Es considerablemente frecuente que una pareja se detenga frente a las lechugas, en el supermercado, y se pregunte por qué no ha decidido todavía tener un hijo, y es abrumadoramente común que se encuentre, con facilidad, más de una veintena de pretextos que justifiquen cabalmente el aplazamiento: nunca es el momento adecuado, nunca se tiene el sueldo suficiente, nunca se dispone del entorno apropiado, hace demasiado frío, o demasiado calor. Y de las lechugas se desliza uno a los congelados, y pelillos a la mar.
Cómo recibir y ocuparse de una criatura, por ejemplo, en un ambiente familiar que se presenta con asfixia, que se muestra tristemente patas arriba. «Si llega el niño, qué hacemos con tu madre, José Luis: en el cuarto de las escobas no cabe ni una cama de ochenta». Donde comen tres, hoy no comen ni dos. Estamos dividiendo la sopa de fideos en cucharadas famélicas, se está repartiendo la loncha de mortadela en tres trozos: o come el niño o comen los padres o come la abuela. Cría cuervos, que no podrán ni sacarte los ojos, porque los habrás empeñado para pagar la hipoteca.
El hijo coarta, por otra parte, la libertad de movimiento: nos hemos convencido de que los cuarenta son los nuevos veintitrés, de que la fiesta y las copas son religión exclusiva, de que la vida es una tómbola multicolor, de que un niño, ahora, sería un pesado lastre. Ya compaginaremos, mañana, la crianza de la criatura y los viajes del Imserso. Si aparece por sorpresa, lo dejamos con tu madre seis días a la semana, y el domingo con tu hermana. A menudo, no se trata del sueldo, sino del propósito de disfrutar ansiosamente de una cuarta juventud. La población envejece, pero ya lo resolverá la ciencia, ya inventarán el modo de cosechar niños en modernos campos de siembra. Tengo una vida, mire usted, y llego tarde.

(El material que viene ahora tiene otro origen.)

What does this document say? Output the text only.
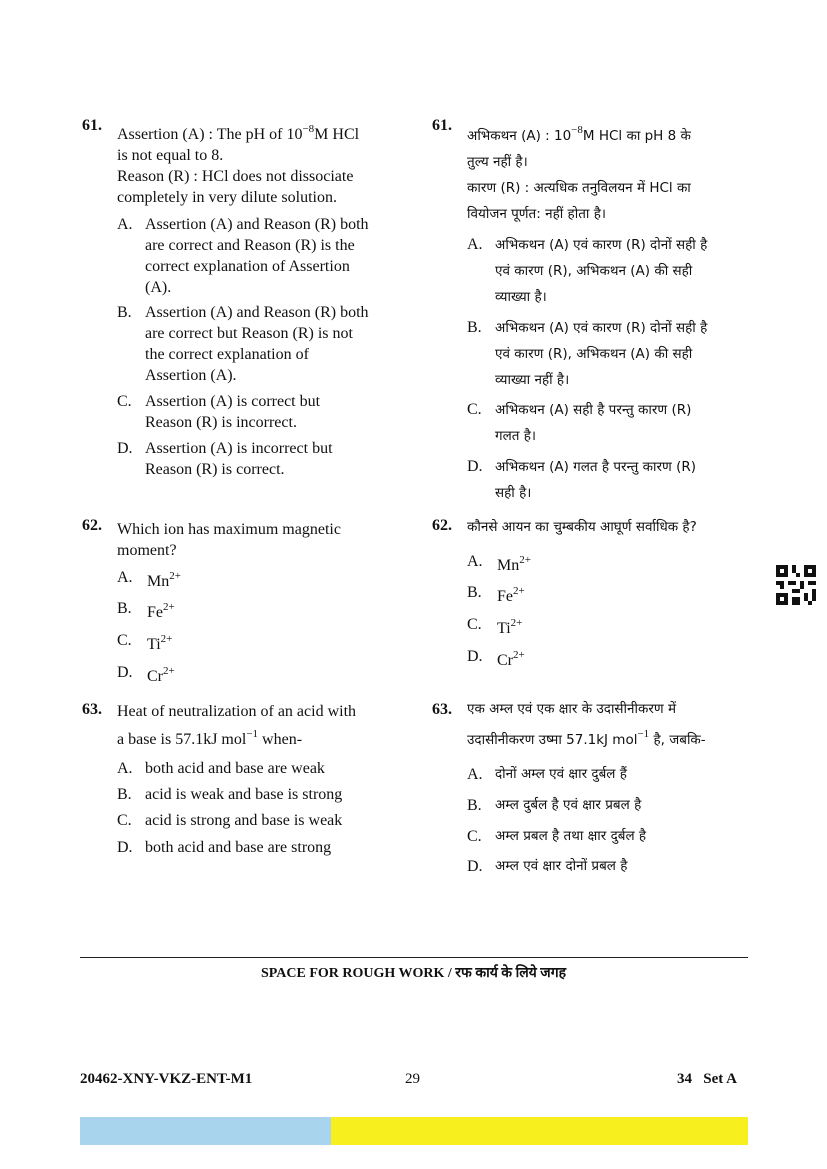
61.
Assertion (A) : The pH of $10^{-8}M$ HCl
is not equal to 8.
Reason (R) : HCl does not dissociate
completely in very dilute solution.
A. Assertion (A) and Reason (R) both
are correct and Reason (R) is the
correct explanation of Assertion
(A).
B. Assertion (A) and Reason (R) both
are correct but Reason (R) is not
the correct explanation of
Assertion (A).
C. Assertion (A) is correct but
Reason (R) is incorrect.
D. Assertion (A) is incorrect but
Reason (R) is correct.
62. Which ion has maximum magnetic
moment?
A. $Mn^{2+}$
B. $Fe^{2+}$
C. $Ti^{2+}$
D. $Cr^{2+}$
63. Heat of neutralization of an acid with
a base is 57.1kJ mol$^{-1}$ when-
A. both acid and base are weak
B. acid is weak and base is strong
C. acid is strong and base is weak
D. both acid and base are strong
61.
अभिकथन (A) : $10^{-8}M$ HCl का pH 8 के
तुल्य नहीं है।
कारण (R) : अत्यधिक तनुविलयन में HCl का
वियोजन पूर्णत: नहीं होता है।
A. अभिकथन (A) एवं कारण (R) दोनों सही है
एवं कारण (R), अभिकथन (A) की सही
व्याख्या है।
B. अभिकथन (A) एवं कारण (R) दोनों सही है
एवं कारण (R), अभिकथन (A) की सही
व्याख्या नहीं है।
C. अभिकथन (A) सही है परन्तु कारण (R)
गलत है।
D. अभिकथन (A) गलत है परन्तु कारण (R)
सही है।
62. कौनसे आयन का चुम्बकीय आघूर्ण सर्वाधिक है?
A. $Mn^{2+}$
B. $Fe^{2+}$
C. $Ti^{2+}$
D. $Cr^{2+}$
63. एक अम्ल एवं एक क्षार के उदासीनीकरण में
उदासीनीकरण उष्मा 57.1kJ mol$^{-1}$ है, जबकि-
A. दोनों अम्ल एवं क्षार दुर्बल हैं
B. अम्ल दुर्बल है एवं क्षार प्रबल है
C. अम्ल प्रबल है तथा क्षार दुर्बल है
D. अम्ल एवं क्षार दोनों प्रबल है
SPACE FOR ROUGH WORK / रफ कार्य के लिये जगह
20462-XNY-VKZ-ENT-M1	29	34   Set A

Aterra profundamente, además, que este mundo egoísta, cambiante y embriagado de premura vaya a convertirse en el vasto jardín donde una criatura dé sus primeros pasos. Es muy probable que su primera palabra, pronunciada con delicada ternura, no sea «papá», sino «inflación». Aterra profundamente imaginar a un niño criándose en un sofá, a solas, con una pantalla en las manos, una estúpida pantalla permanente que lo aísla del mundo real y lo transforma en un autómata sin herramientas para socializar con éxito. Se está volviendo escena habitual que la abuela dé la croqueta al niño y el niño el antihipertensivo a la abuela. Chiquillos de cinco años que no juegan en los columpios por miedo a que los abuelitos se caigan del banco mientras esperan. Ya no distinguimos quién pasea a quién, ni quién da la merienda a quién.
Y es, también, desde el nacimiento del retoño, el natural pavor del ser humano a deshojar los días venideros, de por vida, con el corazón encogido, temiendo, cada minuto, que su criatura sufra cualquier percance, que el zarpazo traidor de una enfermedad lo desgarre. Aquellos que enarbolamos la bandera de la más triste incertidumbre saludamos, con sincera y conmovida admiración, a esas personas valientes que deciden, a pesar de todo, embarcarse en la hermosa creación de una familia.